J.P. Morgan reiterated its underweight rating and said that even with the sharp stock price decline, "we do not recommend investors buy the stock," because the company's strategy of high new unit growth could cause a significant risk to earnings.
J.P. Morgan said its analysts' compensation isn't directly or indirectly related to their recommendations, and that Krispy Kreme "is or was" a client of J.P. Morgan in the past 12 months.
Legg Mason Wood Walker Inc. analyst Glenn Guard is more optimistic about Krispy Kreme, saying that the "long-term investment thesis is intact."
He is maintaining his buy rating based on the company's brand strength, market leadership, growth potential in the grocery/foodservice sector, significant international opportunities, quality franchisees and attractive valuation.

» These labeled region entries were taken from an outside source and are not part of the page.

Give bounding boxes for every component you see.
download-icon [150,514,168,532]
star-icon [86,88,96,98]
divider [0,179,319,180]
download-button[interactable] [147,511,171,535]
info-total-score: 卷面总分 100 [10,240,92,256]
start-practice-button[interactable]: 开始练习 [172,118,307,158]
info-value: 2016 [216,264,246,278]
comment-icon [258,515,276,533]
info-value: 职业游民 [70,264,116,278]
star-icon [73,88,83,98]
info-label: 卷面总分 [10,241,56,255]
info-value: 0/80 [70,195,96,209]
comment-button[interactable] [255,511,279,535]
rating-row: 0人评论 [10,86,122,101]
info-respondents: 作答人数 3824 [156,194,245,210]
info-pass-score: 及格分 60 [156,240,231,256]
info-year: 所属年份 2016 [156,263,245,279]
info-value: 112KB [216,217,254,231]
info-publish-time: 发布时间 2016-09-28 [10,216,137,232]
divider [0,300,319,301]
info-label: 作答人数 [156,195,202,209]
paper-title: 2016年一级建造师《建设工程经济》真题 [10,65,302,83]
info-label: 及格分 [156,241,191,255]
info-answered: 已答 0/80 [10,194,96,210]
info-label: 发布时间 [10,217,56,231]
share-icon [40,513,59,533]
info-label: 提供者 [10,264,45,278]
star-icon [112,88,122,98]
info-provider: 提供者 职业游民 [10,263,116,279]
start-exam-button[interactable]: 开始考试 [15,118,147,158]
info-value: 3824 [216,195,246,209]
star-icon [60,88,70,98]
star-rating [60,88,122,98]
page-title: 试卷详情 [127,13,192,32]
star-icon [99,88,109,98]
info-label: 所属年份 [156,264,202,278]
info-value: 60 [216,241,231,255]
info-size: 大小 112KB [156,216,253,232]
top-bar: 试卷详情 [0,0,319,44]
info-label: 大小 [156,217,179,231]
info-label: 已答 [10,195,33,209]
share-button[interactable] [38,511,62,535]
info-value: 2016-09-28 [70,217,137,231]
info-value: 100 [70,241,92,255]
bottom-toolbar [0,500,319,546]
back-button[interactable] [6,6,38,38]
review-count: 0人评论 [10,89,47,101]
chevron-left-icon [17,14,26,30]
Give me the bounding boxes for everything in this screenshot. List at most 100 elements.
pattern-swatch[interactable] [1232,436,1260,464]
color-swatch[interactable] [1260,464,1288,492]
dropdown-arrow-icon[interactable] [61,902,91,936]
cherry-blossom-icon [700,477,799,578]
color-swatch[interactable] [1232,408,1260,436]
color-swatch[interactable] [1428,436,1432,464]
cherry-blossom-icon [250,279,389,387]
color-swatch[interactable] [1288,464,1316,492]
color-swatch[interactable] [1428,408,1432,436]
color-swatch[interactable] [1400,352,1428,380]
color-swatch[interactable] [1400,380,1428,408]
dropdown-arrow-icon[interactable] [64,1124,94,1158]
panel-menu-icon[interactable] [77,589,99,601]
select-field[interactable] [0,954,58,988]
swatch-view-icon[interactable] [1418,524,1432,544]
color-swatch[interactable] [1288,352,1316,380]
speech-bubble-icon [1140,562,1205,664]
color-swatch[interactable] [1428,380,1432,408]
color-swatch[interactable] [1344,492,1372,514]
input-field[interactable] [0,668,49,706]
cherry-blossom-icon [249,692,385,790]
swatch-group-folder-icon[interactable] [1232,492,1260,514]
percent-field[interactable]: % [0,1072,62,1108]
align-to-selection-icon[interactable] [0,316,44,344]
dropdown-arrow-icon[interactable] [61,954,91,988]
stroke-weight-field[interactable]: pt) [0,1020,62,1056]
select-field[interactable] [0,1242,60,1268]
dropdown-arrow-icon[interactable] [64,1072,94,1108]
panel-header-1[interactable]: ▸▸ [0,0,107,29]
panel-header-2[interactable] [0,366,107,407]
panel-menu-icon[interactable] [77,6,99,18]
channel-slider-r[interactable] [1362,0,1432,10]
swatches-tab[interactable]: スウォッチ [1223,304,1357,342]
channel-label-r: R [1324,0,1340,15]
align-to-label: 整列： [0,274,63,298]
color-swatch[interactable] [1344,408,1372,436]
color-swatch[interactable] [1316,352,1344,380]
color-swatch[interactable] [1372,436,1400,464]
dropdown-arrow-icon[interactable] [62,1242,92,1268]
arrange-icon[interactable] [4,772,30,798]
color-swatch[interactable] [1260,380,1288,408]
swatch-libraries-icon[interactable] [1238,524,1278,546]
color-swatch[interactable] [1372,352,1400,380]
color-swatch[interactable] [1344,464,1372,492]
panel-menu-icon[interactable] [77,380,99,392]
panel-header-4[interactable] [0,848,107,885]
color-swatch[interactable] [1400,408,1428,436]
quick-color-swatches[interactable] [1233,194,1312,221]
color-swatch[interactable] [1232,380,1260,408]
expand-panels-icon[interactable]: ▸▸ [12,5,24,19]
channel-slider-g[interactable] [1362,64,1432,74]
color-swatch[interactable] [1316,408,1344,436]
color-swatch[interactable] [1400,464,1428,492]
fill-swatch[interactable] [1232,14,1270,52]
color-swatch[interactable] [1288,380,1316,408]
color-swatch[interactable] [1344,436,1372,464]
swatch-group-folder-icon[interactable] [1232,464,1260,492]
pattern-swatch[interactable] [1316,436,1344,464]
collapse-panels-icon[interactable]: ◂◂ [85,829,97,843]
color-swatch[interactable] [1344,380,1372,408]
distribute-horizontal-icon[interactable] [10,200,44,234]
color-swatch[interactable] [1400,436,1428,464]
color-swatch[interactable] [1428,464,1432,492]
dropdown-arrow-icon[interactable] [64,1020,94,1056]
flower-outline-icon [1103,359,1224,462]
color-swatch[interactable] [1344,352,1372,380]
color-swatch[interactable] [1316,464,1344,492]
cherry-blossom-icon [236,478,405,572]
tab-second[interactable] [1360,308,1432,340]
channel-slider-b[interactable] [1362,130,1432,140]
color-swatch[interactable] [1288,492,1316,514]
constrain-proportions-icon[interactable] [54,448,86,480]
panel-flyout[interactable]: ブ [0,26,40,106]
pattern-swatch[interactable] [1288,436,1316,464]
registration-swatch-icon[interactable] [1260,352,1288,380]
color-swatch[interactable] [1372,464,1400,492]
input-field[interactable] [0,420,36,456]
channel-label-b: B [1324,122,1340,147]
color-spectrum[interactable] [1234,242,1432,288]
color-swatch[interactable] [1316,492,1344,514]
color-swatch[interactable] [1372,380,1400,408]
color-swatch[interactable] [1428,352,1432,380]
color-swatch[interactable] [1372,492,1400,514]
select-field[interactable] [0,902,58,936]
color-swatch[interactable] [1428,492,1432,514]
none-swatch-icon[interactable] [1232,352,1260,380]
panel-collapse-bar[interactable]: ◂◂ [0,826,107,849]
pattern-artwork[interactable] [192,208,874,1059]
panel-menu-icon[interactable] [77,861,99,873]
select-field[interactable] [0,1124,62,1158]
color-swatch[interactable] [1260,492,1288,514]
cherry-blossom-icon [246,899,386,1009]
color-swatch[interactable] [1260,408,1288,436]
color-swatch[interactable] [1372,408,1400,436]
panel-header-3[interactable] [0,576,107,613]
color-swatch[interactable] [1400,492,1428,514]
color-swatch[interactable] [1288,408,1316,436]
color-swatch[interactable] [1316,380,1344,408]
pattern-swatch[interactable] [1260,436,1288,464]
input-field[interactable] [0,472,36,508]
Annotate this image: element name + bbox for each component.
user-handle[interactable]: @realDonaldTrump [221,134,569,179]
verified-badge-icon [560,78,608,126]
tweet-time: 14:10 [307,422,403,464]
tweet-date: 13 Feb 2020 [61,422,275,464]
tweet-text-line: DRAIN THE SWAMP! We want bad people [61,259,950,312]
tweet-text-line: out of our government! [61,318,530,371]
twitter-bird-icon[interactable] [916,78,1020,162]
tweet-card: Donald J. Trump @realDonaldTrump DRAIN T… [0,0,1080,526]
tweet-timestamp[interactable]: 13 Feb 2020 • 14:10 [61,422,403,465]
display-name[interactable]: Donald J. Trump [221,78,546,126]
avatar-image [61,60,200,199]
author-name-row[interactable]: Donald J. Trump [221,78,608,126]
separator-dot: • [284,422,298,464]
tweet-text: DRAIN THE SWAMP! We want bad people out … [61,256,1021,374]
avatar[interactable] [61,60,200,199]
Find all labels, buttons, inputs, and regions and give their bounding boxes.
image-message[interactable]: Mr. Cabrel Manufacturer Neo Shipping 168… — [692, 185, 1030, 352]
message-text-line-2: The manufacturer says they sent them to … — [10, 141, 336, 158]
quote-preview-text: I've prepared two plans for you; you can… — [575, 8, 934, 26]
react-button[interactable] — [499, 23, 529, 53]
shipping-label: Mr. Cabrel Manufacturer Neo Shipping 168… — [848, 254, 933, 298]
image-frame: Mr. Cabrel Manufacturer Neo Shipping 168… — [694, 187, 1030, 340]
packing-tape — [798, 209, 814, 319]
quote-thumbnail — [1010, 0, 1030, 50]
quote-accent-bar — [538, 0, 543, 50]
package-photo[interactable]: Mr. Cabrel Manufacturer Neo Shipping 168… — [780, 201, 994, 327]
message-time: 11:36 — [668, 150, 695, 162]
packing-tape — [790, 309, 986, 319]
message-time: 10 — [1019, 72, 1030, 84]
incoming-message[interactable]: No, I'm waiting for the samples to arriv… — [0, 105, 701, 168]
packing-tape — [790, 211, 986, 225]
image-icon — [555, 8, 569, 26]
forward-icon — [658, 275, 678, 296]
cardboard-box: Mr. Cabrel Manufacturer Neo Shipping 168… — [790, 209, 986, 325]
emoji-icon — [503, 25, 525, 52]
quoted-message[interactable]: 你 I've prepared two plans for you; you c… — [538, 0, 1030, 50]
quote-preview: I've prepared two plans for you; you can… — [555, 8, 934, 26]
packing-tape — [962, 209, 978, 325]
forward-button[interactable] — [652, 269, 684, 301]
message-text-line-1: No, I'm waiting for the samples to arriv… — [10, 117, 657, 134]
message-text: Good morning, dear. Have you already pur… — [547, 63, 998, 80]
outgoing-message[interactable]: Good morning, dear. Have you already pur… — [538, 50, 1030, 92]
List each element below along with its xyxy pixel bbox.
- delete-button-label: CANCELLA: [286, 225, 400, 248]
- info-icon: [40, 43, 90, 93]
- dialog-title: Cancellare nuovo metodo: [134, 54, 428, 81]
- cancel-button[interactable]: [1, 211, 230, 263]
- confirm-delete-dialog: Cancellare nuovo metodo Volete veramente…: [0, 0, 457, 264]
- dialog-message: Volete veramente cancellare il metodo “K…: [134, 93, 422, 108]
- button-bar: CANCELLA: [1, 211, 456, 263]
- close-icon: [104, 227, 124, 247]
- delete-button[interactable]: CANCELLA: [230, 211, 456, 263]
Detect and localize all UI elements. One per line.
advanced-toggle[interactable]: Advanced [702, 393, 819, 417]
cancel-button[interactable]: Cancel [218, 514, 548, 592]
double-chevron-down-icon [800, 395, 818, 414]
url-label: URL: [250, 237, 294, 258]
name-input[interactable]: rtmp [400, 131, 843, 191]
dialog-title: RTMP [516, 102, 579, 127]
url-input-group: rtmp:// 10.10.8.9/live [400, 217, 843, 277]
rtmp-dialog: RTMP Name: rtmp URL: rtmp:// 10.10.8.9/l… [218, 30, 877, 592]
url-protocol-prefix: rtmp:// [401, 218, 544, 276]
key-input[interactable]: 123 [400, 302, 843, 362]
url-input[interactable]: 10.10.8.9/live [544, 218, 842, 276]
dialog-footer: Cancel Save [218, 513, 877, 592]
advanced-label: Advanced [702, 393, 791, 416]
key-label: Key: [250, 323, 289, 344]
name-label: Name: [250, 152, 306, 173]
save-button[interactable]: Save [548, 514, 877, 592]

"People are not going to stop eating doughnuts, and Krispy Kreme continues to take market share away from competitors," Guard said in a research note, although he expects fiscal 2005 will have to go down "as a turnaround year." Guard said that no part of his compensation is related to his recommendations on Krispy Kreme. Legg Mason says that it regularly seeks investment banking assignments and compensation for its other services.
Wolf, who has had Krispy Kreme rated hold since November, said he doesn't own Krispy Kreme shares, but his firm's parent, BB&T Corp. lends to the company.